The charge levelled by Fine Gael that the Department of Public Enterprise "doctored" an important report on rail safety is very serious and requires a detailed response from the Minister for Public Enterprise, Ms O'Rourke. Fine Gael has claimed that safety on three routes - Athlone to Claremorris, Mallow to Tralee and Limerick Junction to Waterford - has been comprised by dilution of the risk assessment made by the British firm, International Risk Management Services (IRMS). Certainly, there are serious discrepancies between the draft document and the final published report which cannot be easily explained. In the draft report, the consultants found that safety standards on the three routes pose an unacceptable risk and require urgent attention. By contrast, the final report said there were "no line sections where passenger risk level exceeded the intolerable risk benchmark". In the draft the consultants also conclude: "The real problem is that no serious railway in the world would be running such a lightweight and obsolete rail section in main lines. The responsibility (for safety) has been pushed onto those at the lowest level without them being aware of what they are taking on". The final report, though damning of safety standards and management practices, was much more polite and restrained in its language. There was no mention of any intolerable risk on the three lines in question.

While denying that its findings were watered down, IRMS has acknowledged that the Department of Public Enterprise made revisions to the final text. The Department itself claims that this kind of consultation is routine in such cases. But the tens of thousands of people who travel along the three routes in question every year will not be reassured by this explanation - especially when these same routes were also found to be in a dangerous condition in an earlier safety review commissioned by CIE two years ago. It is to be hoped that the controversy will help to concentrate minds in government on the dangerous and shameful state of the rail system in this State. Improvements have been made on the Belfast/Dublin/ Cork lines but these only serve to highlight the chronic under investment in the rest of the rail network. The average age of locomotives is now 23 years; that of carriages 16 years; signalling installations and some sections of track are in a very poor condition.
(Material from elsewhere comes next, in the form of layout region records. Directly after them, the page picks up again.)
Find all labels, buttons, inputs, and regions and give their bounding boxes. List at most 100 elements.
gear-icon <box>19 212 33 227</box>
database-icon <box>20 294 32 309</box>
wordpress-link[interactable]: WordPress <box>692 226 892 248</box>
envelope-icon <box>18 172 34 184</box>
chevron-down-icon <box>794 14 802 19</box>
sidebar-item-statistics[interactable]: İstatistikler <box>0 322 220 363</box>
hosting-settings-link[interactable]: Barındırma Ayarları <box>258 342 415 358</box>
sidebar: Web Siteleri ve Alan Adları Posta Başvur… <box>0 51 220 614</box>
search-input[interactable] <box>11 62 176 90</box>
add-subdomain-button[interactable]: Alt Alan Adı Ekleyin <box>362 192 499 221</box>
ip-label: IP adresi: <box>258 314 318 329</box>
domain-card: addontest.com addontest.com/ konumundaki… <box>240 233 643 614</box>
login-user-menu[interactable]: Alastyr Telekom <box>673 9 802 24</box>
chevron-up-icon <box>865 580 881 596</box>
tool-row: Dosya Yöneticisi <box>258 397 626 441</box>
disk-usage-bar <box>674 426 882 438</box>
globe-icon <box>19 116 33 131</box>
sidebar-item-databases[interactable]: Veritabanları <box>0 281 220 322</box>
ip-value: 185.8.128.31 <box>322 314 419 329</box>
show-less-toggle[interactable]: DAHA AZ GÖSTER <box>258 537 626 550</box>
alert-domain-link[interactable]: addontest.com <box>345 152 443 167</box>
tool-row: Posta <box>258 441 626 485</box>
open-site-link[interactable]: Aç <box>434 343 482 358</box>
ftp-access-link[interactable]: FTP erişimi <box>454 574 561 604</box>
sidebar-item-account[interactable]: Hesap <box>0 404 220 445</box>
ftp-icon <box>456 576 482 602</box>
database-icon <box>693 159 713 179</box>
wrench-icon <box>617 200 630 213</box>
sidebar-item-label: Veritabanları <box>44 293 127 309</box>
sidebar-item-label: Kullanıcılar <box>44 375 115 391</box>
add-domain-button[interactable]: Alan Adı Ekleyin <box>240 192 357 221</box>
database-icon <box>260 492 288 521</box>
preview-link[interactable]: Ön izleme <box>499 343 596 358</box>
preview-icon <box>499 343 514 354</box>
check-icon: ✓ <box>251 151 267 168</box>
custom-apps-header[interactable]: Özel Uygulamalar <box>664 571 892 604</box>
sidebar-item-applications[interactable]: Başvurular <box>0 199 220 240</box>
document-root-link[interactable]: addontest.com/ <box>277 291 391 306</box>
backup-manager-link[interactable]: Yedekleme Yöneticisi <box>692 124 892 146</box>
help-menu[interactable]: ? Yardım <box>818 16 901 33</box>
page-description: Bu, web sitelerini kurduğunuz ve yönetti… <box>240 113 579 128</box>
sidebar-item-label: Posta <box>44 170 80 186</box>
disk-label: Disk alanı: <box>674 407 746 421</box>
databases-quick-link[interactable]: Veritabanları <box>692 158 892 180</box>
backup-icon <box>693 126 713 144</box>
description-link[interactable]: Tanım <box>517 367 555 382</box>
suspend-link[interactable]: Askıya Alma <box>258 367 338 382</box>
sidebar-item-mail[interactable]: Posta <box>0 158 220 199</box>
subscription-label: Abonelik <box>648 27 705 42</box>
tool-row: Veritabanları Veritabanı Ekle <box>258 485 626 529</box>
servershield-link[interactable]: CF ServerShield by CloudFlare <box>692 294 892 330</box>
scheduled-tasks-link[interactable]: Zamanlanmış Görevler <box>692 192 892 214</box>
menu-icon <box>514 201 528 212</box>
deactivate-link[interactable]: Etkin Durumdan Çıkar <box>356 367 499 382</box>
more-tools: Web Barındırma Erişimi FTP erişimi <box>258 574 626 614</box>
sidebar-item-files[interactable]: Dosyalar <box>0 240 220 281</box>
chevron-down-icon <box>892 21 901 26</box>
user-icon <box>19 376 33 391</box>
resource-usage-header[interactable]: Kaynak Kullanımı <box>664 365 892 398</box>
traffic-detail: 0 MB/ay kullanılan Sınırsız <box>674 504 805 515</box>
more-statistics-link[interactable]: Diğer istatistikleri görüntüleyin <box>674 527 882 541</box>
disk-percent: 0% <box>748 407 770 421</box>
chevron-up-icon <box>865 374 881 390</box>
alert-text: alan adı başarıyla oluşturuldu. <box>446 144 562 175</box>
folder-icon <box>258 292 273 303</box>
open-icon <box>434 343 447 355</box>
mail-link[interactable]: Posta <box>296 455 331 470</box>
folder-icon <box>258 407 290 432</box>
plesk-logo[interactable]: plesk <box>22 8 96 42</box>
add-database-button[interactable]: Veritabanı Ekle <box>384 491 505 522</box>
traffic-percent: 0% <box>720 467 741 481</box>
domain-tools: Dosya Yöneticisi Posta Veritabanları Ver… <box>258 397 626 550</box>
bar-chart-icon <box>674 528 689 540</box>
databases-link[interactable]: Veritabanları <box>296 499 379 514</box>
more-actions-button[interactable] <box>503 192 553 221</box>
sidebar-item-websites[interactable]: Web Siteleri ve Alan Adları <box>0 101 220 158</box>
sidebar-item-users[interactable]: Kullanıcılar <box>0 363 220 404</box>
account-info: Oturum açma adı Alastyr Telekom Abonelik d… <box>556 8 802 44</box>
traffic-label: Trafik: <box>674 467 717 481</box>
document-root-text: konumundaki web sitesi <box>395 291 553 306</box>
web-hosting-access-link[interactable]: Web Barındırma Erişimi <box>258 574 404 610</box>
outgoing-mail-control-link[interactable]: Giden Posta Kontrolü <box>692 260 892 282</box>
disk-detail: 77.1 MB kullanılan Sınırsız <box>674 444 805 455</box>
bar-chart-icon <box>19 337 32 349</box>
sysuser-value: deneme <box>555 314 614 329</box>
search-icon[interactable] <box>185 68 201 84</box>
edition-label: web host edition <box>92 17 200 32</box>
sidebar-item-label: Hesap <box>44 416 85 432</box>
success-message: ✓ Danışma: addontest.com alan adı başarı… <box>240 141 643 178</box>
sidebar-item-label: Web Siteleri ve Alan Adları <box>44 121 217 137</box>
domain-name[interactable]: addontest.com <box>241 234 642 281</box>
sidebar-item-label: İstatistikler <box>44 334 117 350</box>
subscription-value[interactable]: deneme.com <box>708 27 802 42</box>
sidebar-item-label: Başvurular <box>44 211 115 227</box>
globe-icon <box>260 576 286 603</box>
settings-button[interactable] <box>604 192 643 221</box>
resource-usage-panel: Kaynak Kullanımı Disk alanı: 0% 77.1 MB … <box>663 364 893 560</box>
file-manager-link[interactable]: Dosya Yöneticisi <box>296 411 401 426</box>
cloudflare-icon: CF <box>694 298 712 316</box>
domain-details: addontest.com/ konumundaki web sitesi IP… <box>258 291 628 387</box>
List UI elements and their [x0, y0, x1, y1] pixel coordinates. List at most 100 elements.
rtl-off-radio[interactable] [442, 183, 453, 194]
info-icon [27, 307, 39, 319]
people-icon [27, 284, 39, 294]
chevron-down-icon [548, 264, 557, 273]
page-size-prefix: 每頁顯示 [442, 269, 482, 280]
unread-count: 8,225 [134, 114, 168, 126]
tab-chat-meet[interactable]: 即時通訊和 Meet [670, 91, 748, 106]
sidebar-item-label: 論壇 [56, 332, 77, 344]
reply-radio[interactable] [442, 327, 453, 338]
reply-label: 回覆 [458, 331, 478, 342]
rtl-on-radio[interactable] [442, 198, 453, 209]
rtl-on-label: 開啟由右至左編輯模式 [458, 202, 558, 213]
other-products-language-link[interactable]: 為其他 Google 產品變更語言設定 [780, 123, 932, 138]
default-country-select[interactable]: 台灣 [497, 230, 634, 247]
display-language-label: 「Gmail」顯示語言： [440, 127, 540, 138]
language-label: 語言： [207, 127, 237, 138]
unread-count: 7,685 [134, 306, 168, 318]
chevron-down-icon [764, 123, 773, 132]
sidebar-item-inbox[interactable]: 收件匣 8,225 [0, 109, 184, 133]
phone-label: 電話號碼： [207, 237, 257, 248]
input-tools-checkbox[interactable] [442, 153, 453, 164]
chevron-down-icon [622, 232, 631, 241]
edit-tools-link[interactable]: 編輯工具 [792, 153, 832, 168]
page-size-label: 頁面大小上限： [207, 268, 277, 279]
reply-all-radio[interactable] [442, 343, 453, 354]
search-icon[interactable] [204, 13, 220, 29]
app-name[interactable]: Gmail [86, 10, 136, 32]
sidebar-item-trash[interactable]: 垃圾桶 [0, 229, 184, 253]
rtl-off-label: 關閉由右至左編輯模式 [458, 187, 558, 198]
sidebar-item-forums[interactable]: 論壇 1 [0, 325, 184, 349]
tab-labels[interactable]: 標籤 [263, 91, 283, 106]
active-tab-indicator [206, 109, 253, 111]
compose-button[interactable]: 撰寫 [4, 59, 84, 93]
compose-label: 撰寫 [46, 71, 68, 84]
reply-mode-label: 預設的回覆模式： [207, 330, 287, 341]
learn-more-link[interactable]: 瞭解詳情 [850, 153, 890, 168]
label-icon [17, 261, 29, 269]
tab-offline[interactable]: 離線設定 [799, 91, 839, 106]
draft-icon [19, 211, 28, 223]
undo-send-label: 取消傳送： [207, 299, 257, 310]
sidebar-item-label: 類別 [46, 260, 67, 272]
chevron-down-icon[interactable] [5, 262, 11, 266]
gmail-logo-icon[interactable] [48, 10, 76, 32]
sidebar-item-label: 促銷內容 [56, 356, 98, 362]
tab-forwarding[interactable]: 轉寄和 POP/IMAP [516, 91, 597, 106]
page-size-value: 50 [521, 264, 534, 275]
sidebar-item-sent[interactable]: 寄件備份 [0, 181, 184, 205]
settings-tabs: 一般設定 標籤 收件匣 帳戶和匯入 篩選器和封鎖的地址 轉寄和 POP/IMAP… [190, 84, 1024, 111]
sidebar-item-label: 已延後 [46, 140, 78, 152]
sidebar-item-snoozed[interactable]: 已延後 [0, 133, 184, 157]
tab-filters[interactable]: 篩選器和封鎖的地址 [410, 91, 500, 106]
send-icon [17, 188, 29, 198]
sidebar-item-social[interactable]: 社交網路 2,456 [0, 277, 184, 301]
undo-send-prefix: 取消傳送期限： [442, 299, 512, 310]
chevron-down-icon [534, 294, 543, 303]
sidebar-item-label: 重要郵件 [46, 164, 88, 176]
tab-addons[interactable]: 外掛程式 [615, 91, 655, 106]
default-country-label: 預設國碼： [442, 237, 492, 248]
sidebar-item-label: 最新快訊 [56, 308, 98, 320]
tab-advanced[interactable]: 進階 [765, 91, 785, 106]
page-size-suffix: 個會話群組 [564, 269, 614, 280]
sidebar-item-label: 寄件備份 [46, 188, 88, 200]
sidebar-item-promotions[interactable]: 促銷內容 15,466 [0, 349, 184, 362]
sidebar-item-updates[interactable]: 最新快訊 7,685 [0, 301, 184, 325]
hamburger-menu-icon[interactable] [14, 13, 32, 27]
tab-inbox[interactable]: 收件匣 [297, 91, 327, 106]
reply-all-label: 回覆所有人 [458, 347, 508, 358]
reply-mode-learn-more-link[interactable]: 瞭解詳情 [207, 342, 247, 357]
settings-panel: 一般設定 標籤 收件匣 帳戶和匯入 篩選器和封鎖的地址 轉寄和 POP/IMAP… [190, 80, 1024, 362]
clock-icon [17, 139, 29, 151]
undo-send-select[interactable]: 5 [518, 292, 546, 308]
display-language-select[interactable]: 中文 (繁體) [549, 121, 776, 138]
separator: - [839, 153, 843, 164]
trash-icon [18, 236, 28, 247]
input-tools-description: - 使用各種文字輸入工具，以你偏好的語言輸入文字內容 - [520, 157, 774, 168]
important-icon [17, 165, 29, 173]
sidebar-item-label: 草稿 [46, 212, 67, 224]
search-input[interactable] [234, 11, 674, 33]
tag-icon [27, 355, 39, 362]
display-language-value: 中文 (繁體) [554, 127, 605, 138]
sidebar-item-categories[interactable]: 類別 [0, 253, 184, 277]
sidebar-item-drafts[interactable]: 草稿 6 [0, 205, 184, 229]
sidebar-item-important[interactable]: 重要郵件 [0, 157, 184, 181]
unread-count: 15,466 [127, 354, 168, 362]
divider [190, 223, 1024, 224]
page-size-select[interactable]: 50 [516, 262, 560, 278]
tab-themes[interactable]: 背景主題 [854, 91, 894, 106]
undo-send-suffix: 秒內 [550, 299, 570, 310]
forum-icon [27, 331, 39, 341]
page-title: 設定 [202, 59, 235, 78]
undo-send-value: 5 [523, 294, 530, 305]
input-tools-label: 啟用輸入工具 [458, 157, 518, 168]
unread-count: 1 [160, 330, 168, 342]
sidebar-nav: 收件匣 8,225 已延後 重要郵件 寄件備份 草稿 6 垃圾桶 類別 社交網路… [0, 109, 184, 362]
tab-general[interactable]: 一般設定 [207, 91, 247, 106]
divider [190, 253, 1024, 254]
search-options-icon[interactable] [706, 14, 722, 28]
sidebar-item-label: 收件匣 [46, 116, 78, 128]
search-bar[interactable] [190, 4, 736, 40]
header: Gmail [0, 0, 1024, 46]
The most neglected section of track, that between Dublin and the West, would not be out of place in some of the poorest, least developed regions of the world.

CIE itself estimates that it would cost £650 million over eight years to bring the service up to the standard of the Belfast/Dublin/Cork lines; the IRMS report recommends that £590 million should be spent on the system over the next 15 years. In framing a response to these reports, the Government must first respond to the safety concerns and invest what is required without further delay. It might also, instead of giving the impression of fumbling around in the dark on the issue of public transport, move to give priority to the rail system. The case for major investment in modern train systems, of the type taken for granted by our EU partners, is clearcut.